Project Description:

The site r-bloggers is a team blog, with a lot of great how-to content on various R topics. The page http://www.r-bloggers.com/search/web%20scraping provides a list of topics related to web scraping, which is also the topic of this project!

Grading rubric:

. For each of the reference blog entries on the first page, you should pull out the title, date, and author, and store these in an R data frame. Your code should be in github, and published to rpubs.com. You’ll receive a maximum of 90% for completing this base assignment.

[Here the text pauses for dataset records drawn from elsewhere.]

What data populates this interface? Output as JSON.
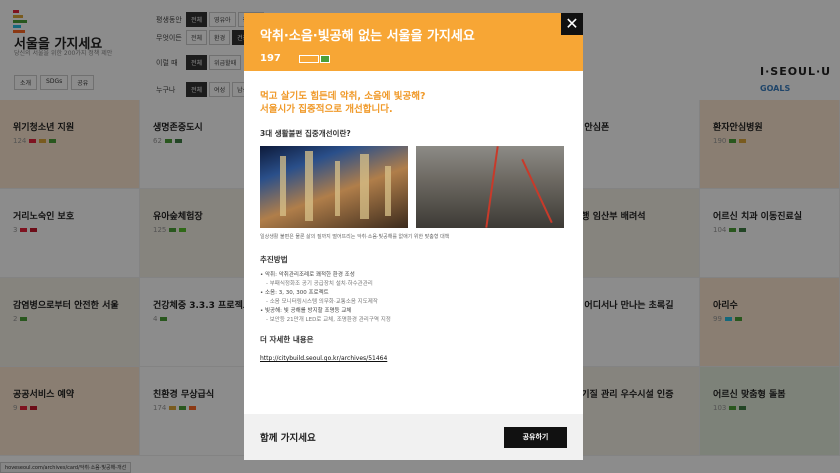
{
  "sidebar": {
    "title": "서울을 가지세요",
    "subtitle": "당신의 서울을 위한 200가지 정책 제안",
    "buttons": [
      "소개",
      "SDGs",
      "공유"
    ]
  },
  "filters": {
    "rows": [
      {
        "label": "평생동안",
        "chips": [
          "전체",
          "영유아",
          "청소년"
        ]
      },
      {
        "label": "무엇이든",
        "chips": [
          "전체",
          "환경",
          "건강"
        ]
      },
      {
        "label": "이럴 때",
        "chips": [
          "전체",
          "위급할때"
        ]
      },
      {
        "label": "누구나",
        "chips": [
          "전체",
          "여성",
          "남성"
        ]
      }
    ]
  },
  "brand": {
    "logo": "I·SEOUL·U",
    "goals": "GOALS"
  },
  "grid_cards": [
    {
      "title": "위기청소년 지원",
      "num": "124"
    },
    {
      "title": "생명존중도시",
      "num": "62"
    },
    {
      "title": "의 안심폰",
      "num": ""
    },
    {
      "title": "환자안심병원",
      "num": "190"
    },
    {
      "title": "거리노숙인 보호",
      "num": "3"
    },
    {
      "title": "유아숲체험장",
      "num": "125"
    },
    {
      "title": "보행 임산부 배려석",
      "num": ""
    },
    {
      "title": "어르신 치과 이동진료실",
      "num": "104"
    },
    {
      "title": "감염병으로부터 안전한 서울",
      "num": "2"
    },
    {
      "title": "건강체중 3.3.3 프로젝트",
      "num": "4"
    },
    {
      "title": "이 어디서나 만나는 초록길",
      "num": ""
    },
    {
      "title": "아리수",
      "num": "99"
    },
    {
      "title": "공공서비스 예약",
      "num": "9"
    },
    {
      "title": "친환경 무상급식",
      "num": "174"
    },
    {
      "title": "공기질 관리 우수시설 인증",
      "num": ""
    },
    {
      "title": "어르신 맞춤형 돌봄",
      "num": "103"
    }
  ],
  "status_url": "hoveseoul.com/archives/card/악취·소음·빛공해-개선",
  "modal": {
    "title": "악취·소음·빛공해 없는 서울을 가지세요",
    "number": "197",
    "lead_line1": "먹고 살기도 힘든데 악취, 소음에 빛공해?",
    "lead_line2": "서울시가 집중적으로 개선합니다.",
    "section1": "3대 생활불편 집중개선이란?",
    "caption": "일상생활 불편은 물론 삶의 질까지 떨어뜨리는 악취·소음·빛공해를 없애기 위한 맞춤형 대책",
    "section2": "추진방법",
    "methods": [
      {
        "item": "• 악취: 악취관리조례로 쾌적한 환경 조성",
        "sub": "- 부패식정화조 공기 공급장치 설치·하수관관리"
      },
      {
        "item": "• 소음: 3, 30, 300 프로젝트",
        "sub": "- 소음 모니터링시스템 의무화·교통소음 지도제작"
      },
      {
        "item": "• 빛공해: 빛 공해를 방지할 조명등 교체",
        "sub": "- 보안등 21만개 LED로 교체, 조명환경 관리구역 지정"
      }
    ],
    "more_label": "더 자세한 내용은",
    "link": "http://citybuild.seoul.go.kr/archives/51464",
    "footer_label": "함께 가지세요",
    "share_label": "공유하기",
    "close_symbol": "✕"
  },
  "colors": {
    "accent": "#f7a635",
    "lead": "#f09a2a",
    "dark": "#111111"
  }
}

. To earn the full 100 points, you must do some kind of further data extraction and/or analysis. Here are four sample ideas. You don’t need to do more than one of these, and you are free to instead choose your own area for further analysis. Maximum additional points: 10%.

1- Extend your scraper to include the base information for blog entries on all of the tagged pages. Your R data frame should include any necessary additional rows.

# Turning off warning as all warning are pertaining to R version 3.1.3
options(warn=-1)

# Loading necessary libraries 
library(XML)
library(rvest)
## 
## Attaching package: 'rvest'
## 
## The following object is masked from 'package:XML':
## 
##     xml
library(stringr)
library(knitr)

1- In the reference blog entries on the first page, we are storing the title, date, and author in data frame. Then displaying the stored data using “kable” function from “knitr” package

url = 'http://www.r-bloggers.com/search/web%20scraping'
doc <- htmlParse(url)
url_post<-   html_nodes(doc, xpath='//div[contains(@id,"post")]')
# length(url_post)


titles<- html_nodes(url_post,xpath='h2/a/text()')
dates <- html_nodes(url_post, xpath='div[1]/div')
authors<- html_nodes(url_post, xpath='div[1]/a')


titles<- sapply(titles,xmlValue)   
dates<- sapply(dates,xmlValue)   
authors<- sapply(authors,xmlValue)

out_df <- data.frame("Date" = str_trim(dates,side = "both"), "Title"= str_trim(titles,side = "both"),"Author"= str_trim(authors,side = "both"), "Page"= 1)

kable(out_df)
Date Title Author Page
November 24, 2014 rvest: easy web scraping with R hadleywickham 1
September 17, 2014 Migrating Table-oriented Web Scraping Code to rvest w/XPath & CSS Selector Examples Bob Rudis (@hrbrmstr) 1
March 12, 2014 Web Scraping: working with APIs Rolf Fredheim 1
March 5, 2014 Web Scraping: Scaling up Digital Data Collection Rolf Fredheim 1
February 25, 2014 Web Scraping part2: Digging deeper Rolf Fredheim 1
April 5, 2012 A Little Web Scraping Exercise with XML-Package Kay Cichini 1
January 6, 2012 R: Web Scraping R-bloggers Facebook Page Tony Breyal 1
December 27, 2011 Web scraping with Python – the dark side of data axiomOfChoice 1
November 11, 2011 Web Scraping Google+ via XPath Tony Breyal 1
November 10, 2011 Web Scraping Yahoo Search Page via XPath Tony Breyal 1
  1. Extending the scraper to include the title, date, and author for blog entries on all of the tagged pages
out_df <- data.frame("Date" = str_trim(dates,side = "both"), "Title"= str_trim(titles,side = "both"),"Author"= str_trim(authors,side = "both"), "Page"= 1)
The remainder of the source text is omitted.